My lingering doubts didn’t make me careless. When I got to Indiana I stayed awhile in the shadow of an abandoned auto parts dealer, straining my eyes and ears for any kind of movement. I’d worried about finding Elena’s hideout from her vague directions, but there was only one hotel on the street besides the Indiana Arms. The moonlight picked out the dead neon lights of the Prairie Shores Hotel, halfway down the block on my side of the road.

 

I heard a rustling across the street and knelt, the gun cocked again, but it was large plastic bag dragged loose from the rest of the garbage by the ubiquitous rats.
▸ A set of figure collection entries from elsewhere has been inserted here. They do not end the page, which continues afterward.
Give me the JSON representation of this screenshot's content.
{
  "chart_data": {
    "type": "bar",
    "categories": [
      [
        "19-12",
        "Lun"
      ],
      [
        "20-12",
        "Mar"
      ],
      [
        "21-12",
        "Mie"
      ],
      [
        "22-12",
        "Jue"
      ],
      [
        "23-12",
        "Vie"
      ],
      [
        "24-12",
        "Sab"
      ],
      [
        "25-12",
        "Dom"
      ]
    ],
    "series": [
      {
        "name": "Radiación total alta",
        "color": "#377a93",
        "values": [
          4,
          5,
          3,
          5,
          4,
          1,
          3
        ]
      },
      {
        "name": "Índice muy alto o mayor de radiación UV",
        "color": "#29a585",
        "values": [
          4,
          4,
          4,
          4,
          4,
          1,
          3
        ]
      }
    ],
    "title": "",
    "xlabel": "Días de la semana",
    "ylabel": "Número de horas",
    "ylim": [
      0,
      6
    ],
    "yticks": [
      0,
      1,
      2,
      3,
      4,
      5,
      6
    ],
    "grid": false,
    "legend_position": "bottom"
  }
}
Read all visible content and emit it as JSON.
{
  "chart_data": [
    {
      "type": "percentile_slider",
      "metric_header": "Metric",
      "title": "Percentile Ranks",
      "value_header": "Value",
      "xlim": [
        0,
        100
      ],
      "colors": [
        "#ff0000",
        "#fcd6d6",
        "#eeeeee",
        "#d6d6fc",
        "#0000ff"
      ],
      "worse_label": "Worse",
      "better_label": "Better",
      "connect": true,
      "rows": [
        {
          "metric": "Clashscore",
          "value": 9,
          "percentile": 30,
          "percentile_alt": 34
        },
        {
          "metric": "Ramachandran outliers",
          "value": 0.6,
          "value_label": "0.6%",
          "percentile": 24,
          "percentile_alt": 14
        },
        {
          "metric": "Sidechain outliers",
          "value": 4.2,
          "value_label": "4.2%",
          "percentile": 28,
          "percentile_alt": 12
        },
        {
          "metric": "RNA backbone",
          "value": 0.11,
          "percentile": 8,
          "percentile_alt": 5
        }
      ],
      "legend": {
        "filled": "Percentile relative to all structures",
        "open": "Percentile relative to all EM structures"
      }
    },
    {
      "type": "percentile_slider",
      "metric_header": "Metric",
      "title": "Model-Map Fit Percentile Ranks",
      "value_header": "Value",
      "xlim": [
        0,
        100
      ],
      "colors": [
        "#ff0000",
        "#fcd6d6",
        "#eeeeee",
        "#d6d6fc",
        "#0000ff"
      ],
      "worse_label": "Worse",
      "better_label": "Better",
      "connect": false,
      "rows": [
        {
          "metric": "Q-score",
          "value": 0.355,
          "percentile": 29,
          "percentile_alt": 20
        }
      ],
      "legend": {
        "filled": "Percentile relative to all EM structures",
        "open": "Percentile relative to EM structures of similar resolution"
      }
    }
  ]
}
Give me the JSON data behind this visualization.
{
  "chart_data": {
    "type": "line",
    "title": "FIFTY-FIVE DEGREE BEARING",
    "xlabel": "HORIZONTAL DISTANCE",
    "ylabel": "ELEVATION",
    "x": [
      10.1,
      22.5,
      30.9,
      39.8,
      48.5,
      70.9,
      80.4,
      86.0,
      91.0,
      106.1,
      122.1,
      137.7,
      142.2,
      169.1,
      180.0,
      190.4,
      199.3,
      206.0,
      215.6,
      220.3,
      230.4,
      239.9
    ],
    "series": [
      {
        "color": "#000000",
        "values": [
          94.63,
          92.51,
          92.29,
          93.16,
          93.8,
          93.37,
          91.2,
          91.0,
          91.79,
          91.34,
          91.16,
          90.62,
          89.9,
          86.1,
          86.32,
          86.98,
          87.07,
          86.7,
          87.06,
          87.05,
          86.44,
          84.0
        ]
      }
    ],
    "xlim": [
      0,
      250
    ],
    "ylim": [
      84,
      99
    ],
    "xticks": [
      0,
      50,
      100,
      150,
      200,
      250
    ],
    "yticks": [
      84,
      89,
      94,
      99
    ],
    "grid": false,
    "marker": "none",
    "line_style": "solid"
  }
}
Against my will I saw their yellow teeth tearing my exposed hands; they felt tingly and uncontrolled and I hugged them under my armpits, the gun digging into my left breast. I gritted my teeth and headed down Indiana.

 

Across from me loomed the burned-out hull of the Indiana Arms. The sharp night air carried the acrid scent of its charred beams to me and I fought back a sneeze. When I got to the corner I could see the pay phone but not my aunt. I prowled around the street for a few minutes, tempted to return to my bed. Finally I squared my shoulders and went over to the Prairie Shores Hotel.

 

Its front was boarded shut; I cautiously circled around to the back. The door there was heavily chained, but on the north side a broken window provided an easy entrance.

 

I shone my flashlight through the missing panes. I was looking at part of the pantry for the old kitchen. I trained the light around as much as I could see of the interior. No one was there, but a rustling and the sudden darkening of shadows along the top of the broken cabinets told me my yellow-toothed pals were.

 

I wished I’d worn a cap. I tried not to think of the red eyes watching me as I climbed carefully over the bent metal frame. A glass shard caught in the crotch of my jeans. I stopped to loosen the fabric and listened some more before moving again. Still no human sounds.